More old time revivalism at The Victoria, this time with the skiffle, audience participation and general mayhem of Ode and The Bebops. If you can’t shake your moneymaker then a plastic bottle with some stones in it will do just as well.

 

Something wicked this way comes (these literary references are just flying out today) to The 12 Bar as local Hip-hop/Rap icon, AJ descends with a full band to bring to life his latest album, Tangle Your Cassette. The MECA, meanwhile,  has another of it’s trademark roller discos.

 

Saturday is all about the big guns as the 12 Bar plays host to another Southwest Hardcore event.  Pop Punk meets Hardcore, as MaLoKai, Snap Back, Go Out With a Bang and Starlight City bring the noise.

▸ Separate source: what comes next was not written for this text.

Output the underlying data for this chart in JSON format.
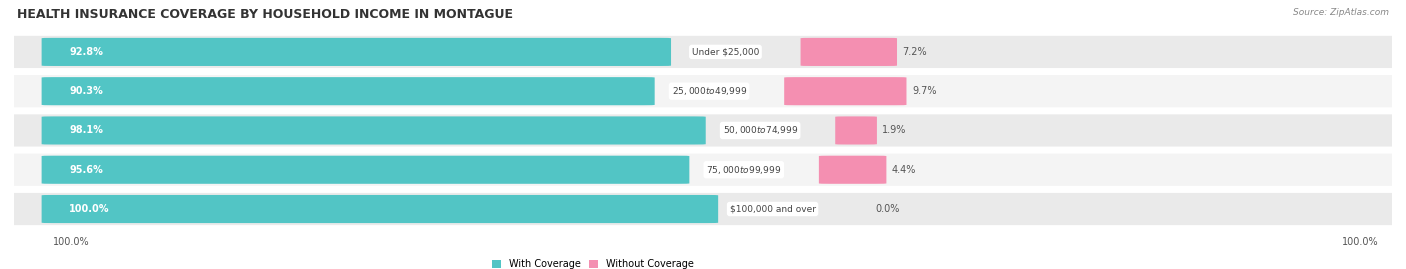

At the opposite end of the spectrum, in Faringdon Park there is The 2012 Children’s Fete. All ages entertainment from maypoles and circus workshops, storytelling and dancers, fairground and live bands, but more importantly…free cake.

 

Sunday’s Beehive afternoon session is ably filled by Mr. Love and Justice and if the idea of historical, socio-political, agri-folk appeals then this is the band for you. Imagine Richard Jefferies fronting The Byrds  – Sweetheart of the Roundway Down perhaps? Or Thomas Hardy writing for the Beatles; Hey, Jude (The Obscure?) Best just go along and work it out for yourselves. Farmers for fifteen minutes? Ok, enough.

 

The evening sees Charlie Bath and The City Marshals launching her new e.p. The Good Fall. Expect seductive melodies, understated music and emotive atmospheres to be the order of the day. Support comes from Phil King and Emily Sykes and it all happens at The Victoria. Meanwhile at the Rolleston, Ash Mandrake will be weaving his prog-folk, story telling magic through the use of twisted mythologies, home made guitars and strange hats. Both bizarre and utterly spellbinding.

 

And it remains a good week for rock fans as Monday at The 12 Bar; the mighty Mortdelamer will be building their wonderfully mellifluous yet often threatening soundscapes. Also on the bill are the darkly epic Scythes and the atmospheric and luscious slow burn majesty of IX.

 

And the final quote comes from Michael Fish.” Reports of a hurricane are unfounded” Yeah, right!